Adam Smith was among the first to attempt to sensibly answer this question in his Wealth of Nations. Joseph Schumpeter later explained how entrepreneurial innovation fuelled the wealth of nations -- PJ O'Rourke had a go too, and it's from him that I got the question -- and David Landes' recent book brings the good-sense answers somewhat up to date by relating the question of entrepreneurialism to cultural values.

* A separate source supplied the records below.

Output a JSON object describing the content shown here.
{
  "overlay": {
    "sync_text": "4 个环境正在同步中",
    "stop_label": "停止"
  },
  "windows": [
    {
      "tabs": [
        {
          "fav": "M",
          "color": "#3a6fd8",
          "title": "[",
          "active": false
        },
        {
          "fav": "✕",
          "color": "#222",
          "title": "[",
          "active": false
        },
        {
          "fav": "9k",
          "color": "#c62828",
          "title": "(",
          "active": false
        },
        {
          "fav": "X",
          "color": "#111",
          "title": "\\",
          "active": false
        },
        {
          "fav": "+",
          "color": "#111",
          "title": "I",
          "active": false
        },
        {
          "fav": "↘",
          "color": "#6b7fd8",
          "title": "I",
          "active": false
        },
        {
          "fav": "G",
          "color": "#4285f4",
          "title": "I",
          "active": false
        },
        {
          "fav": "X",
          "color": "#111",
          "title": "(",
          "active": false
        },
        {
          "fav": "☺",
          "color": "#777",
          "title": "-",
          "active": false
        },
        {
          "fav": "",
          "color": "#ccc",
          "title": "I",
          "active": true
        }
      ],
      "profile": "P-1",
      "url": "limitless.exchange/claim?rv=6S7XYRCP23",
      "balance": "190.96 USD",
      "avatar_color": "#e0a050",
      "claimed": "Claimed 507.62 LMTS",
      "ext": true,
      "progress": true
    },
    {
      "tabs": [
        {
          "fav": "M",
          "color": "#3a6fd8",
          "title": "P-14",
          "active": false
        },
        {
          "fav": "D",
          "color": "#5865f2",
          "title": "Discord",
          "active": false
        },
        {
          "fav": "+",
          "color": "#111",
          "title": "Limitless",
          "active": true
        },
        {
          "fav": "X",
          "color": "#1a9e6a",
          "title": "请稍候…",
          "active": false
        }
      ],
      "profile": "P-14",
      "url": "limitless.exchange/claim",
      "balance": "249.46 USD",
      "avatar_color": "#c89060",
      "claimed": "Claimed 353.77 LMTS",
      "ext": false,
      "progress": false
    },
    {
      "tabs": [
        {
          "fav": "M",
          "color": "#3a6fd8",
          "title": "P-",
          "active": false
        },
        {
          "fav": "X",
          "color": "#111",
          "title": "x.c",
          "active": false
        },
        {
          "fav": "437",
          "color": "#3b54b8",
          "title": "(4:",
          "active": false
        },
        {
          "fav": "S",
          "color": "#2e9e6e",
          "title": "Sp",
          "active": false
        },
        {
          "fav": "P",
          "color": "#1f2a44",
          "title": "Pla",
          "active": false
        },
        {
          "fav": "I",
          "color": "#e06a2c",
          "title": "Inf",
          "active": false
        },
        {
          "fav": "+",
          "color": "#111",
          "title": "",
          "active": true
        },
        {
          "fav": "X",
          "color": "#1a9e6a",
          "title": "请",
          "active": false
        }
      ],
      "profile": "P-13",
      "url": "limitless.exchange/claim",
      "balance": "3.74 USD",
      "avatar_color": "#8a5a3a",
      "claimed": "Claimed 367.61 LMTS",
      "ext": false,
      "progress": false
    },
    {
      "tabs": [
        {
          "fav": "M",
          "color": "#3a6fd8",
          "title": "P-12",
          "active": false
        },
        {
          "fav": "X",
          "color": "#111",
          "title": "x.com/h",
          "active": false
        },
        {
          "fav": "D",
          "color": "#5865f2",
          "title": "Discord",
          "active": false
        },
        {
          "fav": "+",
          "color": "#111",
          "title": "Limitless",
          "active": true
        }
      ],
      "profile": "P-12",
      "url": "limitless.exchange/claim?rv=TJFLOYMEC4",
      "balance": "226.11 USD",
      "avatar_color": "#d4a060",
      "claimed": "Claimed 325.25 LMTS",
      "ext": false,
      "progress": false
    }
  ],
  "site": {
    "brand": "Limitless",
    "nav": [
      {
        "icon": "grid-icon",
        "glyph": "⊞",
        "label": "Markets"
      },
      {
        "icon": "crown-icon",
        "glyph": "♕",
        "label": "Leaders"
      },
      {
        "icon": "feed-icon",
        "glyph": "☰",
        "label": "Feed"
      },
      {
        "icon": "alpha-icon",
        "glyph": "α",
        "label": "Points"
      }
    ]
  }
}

But why on earth then do so many economists turn to such non-sense then when it comes to answering such questions. Why especially do the IMF and World Bank try to encourage developing economies to grow by 'top down' meddling rather than by liberating the entrepreneurialism that exists everywhere? Pete Boettke sheets home the blame to the victory of Keynesian economics:
From Smith to Schumpeter questions of economic development were asked without reference to the aggregate data of national income accounting. But after Keynes, it seemed almost impossible to ask questions of development without reference to aggregate measures of national income... Armed with Keynesian theory and the statistical tool-kit of refined measurement and control, Keynesian policies could guide government in the effort to correct the flaws of the capitalist system and manage the economic system appropriately so that stability and prosperity could be experienced.Boettke explains briefly how flawed the Keynesian macroeconomic approach to development is, and offers pointers to some successful recent approaches in Africa for example that recognise "the eradication of poverty will not come from international aid agencies and the decisions by western leaders on how best to redistribute wealth world-wide, but through the entrepreneurial spirit of Africans themselves."